Patron : un apôtre juste prenant son temps pour saisir les tenants et

aboutissants de chaque situation et offrir ainsi un regard ajusté pour

permettre de proclamer la vérité. En Bretagne, sa fête est ainsi toujours

associée à un « pardon », ce qui veut bien dire une oeuvre de miséricorde,

fondement de toute justice, aussi bien pour le coupable que pour la

victime, qui l’un et l’autre ne pourront fuir leur vie blessante ou blessée.

Merci, chers frères et soeurs de l’humanité souffrante, de prendre le temps

de vous pencher sur chacune de ces vies et de chercher dans la cohérence

de vos fonctions de permettre que la dignité humaine soit sans cesse

relevée pour favoriser le difficile travail de la communion des hommes.

Derrière la gravité de votre profession, vous êtes en vérité, les remparts de

l’humanité.

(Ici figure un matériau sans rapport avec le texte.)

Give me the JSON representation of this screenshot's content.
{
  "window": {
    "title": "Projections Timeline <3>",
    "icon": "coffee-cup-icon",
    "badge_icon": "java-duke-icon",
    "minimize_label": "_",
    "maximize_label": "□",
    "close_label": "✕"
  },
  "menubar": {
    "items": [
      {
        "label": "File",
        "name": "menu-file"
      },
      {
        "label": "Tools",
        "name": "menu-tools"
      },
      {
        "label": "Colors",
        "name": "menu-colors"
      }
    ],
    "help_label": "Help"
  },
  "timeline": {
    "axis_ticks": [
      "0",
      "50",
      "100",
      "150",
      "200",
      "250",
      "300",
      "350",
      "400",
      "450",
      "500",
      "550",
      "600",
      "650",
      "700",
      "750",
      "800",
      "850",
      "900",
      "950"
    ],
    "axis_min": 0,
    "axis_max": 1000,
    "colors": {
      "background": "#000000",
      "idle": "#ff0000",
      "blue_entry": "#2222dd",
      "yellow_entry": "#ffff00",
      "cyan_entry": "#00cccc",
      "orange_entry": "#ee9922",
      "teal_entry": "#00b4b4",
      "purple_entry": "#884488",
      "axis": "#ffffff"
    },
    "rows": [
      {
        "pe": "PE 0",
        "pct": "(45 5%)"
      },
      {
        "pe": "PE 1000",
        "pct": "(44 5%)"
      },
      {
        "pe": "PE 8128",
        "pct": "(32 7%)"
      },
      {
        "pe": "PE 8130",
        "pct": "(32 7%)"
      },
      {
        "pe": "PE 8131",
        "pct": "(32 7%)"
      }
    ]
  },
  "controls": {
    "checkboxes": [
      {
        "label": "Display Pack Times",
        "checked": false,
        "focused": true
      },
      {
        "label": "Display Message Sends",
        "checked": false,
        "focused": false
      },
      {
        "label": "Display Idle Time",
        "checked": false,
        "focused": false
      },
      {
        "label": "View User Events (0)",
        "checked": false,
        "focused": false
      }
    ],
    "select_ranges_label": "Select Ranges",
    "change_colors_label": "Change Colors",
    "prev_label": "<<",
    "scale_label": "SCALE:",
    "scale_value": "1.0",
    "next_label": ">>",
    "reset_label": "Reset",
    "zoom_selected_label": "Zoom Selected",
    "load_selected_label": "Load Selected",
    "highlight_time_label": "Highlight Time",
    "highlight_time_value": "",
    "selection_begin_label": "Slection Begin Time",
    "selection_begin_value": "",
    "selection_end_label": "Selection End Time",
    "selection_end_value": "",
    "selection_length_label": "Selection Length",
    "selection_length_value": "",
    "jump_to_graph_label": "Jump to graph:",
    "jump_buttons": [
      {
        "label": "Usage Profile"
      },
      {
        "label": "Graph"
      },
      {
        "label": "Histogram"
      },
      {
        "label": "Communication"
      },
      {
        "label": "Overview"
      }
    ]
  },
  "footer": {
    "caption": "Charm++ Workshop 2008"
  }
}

Dans une civilisation où le robot devient le maître de

l’homme, vous êtes confrontés en permanence à des hommes qui

cherchent un sens à leur vie, au coeur des drames qu’ils vivent. Nous

sommes tous témoins qu’il devient difficile de réfléchir, de prendre le

temps de s’expliquer. Le monde entier s’enorgueillit de pouvoir

communiquer en temps réel grâce aux extrémités de ses pouces et dans le

même temps, ce monde entier ne se parle plus. Dans les préparations au

mariage, 100% des couples déclarent avec un aplomb à faire frémir que

eux communiquent et 100% des couples qui divorcent déclarent qu’ils ne

communiquent plus, qu’ils n’ont plus rien à se dire. Je comprends votre

difficulté quand vous rencontrez des hommes et des femmes qui ont à leur

actif plus de 100 SMS par jour et des centaines d’amis virtuels sur les

réseaux soi-disant sociaux. J’admire votre héroïsme lorsque vous parvenez

à convoquer des parties en conflit dans un même bureau pour essayer de

comprendre l’affaire, quand on vous en donne encore la possibilité. Vous

êtes les saint-Yves contemporains et le mal que vous vous donnez à faire

le bien est – pour une fois ! – à honorer !

Oui vous êtes les remparts de l’humanité chancelante qui se jette dans le

précipice d’un juridisme qui n’a rien à voir avec la justice.

Oui vous osez dire que la robe et l’hermine ne cachent pas un robot, mais

protègent le coeur d’un frère ou d’une soeur qui décide par vocation de

marcher sur nos chemins ardus et veut nous mener à la vérité des relations

entre les hommes, pour le bien de tous, loin de vouloir tordre un code et

arranger la vérité.

Aujourd’hui, dans le cadre de ce temple lui aussi fragile, vous venez vous

présenter au Dieu de toute justice et de toute miséricorde, avec vos

convictions, vos certitudes, vos doutes, vos peines et vos joies.

Par l’intercession de saint Yves, vous aussi, comme tous les autres, ayant

besoin d’un médiateur, vous vous présentez humblement sous le regard du

Christ qui vous dit : « personne ne t’a condamné ? Moi non plus, je ne te

condamne pas. Va et ne pèche plus ». Le Pape François connaît l’Evangile

et il en vit. Nous aussi soyons les défenseurs d’une humanité qui cherche à

guérir. « Sois sans crainte, petit troupeau » ! Amen.